"Why not?"

"You would not wish to cultivate my acquaintance further, M'sieur Vidal, if—if you were aware of the actual truth. Besides, this friendship which you have shown to me may, in itself, prove fatal to you. If you do not exercise the greatest precaution, your reward for saving me, as you did that night at Balmaclellan, will be death!"

"You are apprehensive on my account?" I asked, wondering whether she were really in earnest—or whether beneath her strange warning there lay some subtle motive.

"Yes," was her frank response. "Take great care, or death will come to you at a moment when you least expect it."

For an instant I was silent. Her warning was truly a curious and disconcerting one, for I knew the dangerous character of Jules Jeanjean. That if he threatened, he meant action.

"I do not care for myself, Lola," I said at last. "I am thinking how I can protect you, and rescue you from the hands of these unscrupulous men."

"You cannot," she declared, with a hard, fixed look of desperation. "No, only be careful of yourself, and, at the same time, dismiss me from your thoughts. I—I am unworthy of your regard," she murmured, her voice choked by a sob. "Alas, entirely unworthy!"

"No, no," I urged. "I will not allow you to speak like that, Lola. Ever since you entered my room, on that well-remembered night in Scotland, I have wondered how best I could assist you to lead an honest life; how I could——"
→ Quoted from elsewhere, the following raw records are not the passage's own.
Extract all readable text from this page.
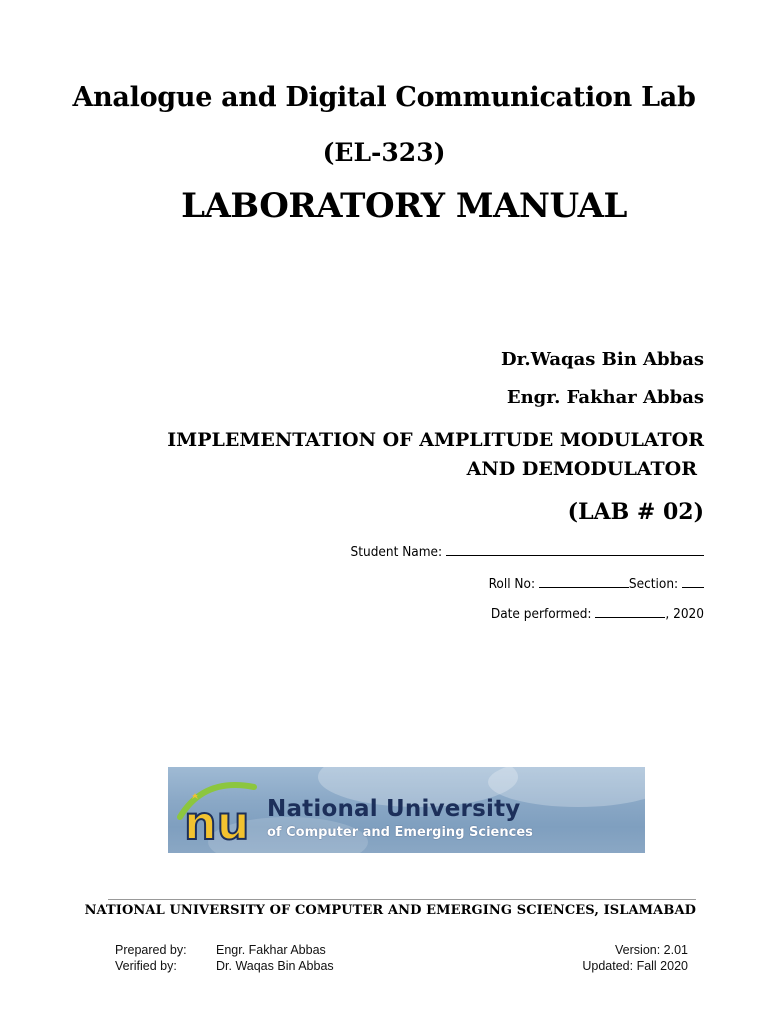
Analogue and Digital Communication Lab
(EL-323)
LABORATORY MANUAL
Dr.Waqas Bin Abbas
Engr. Fakhar Abbas
IMPLEMENTATION OF AMPLITUDE MODULATOR
AND DEMODULATOR
(LAB # 02)
Student Name:
Roll No:	Section:
Date performed:	, 2020
nu National University
of Computer and Emerging Sciences
NATIONAL UNIVERSITY OF COMPUTER AND EMERGING SCIENCES, ISLAMABAD
Prepared by:
Verified by:
Engr. Fakhar Abbas
Dr. Waqas Bin Abbas
Version: 2.01
Updated: Fall 2020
"I can accept no further assistance from you, M'sieur Vidal," she interposed, in a quivering voice. "I repeat that I am utterly unworthy," she cried, and shivered with despair, as she stood erect before me. "And—and—if you only knew the truth—the terrible truth of the past—you would at once, I know, turn and discard me—nay, you would probably ring for the waiter and hand me over to the police without either compunction or regret."

And the girl, known as "The Nightingale," stood before me, her face white and hard, her eyes with a strange light in them, staring straight before her, her breast heaving and falling with emotion which she was trying in vain to suppress.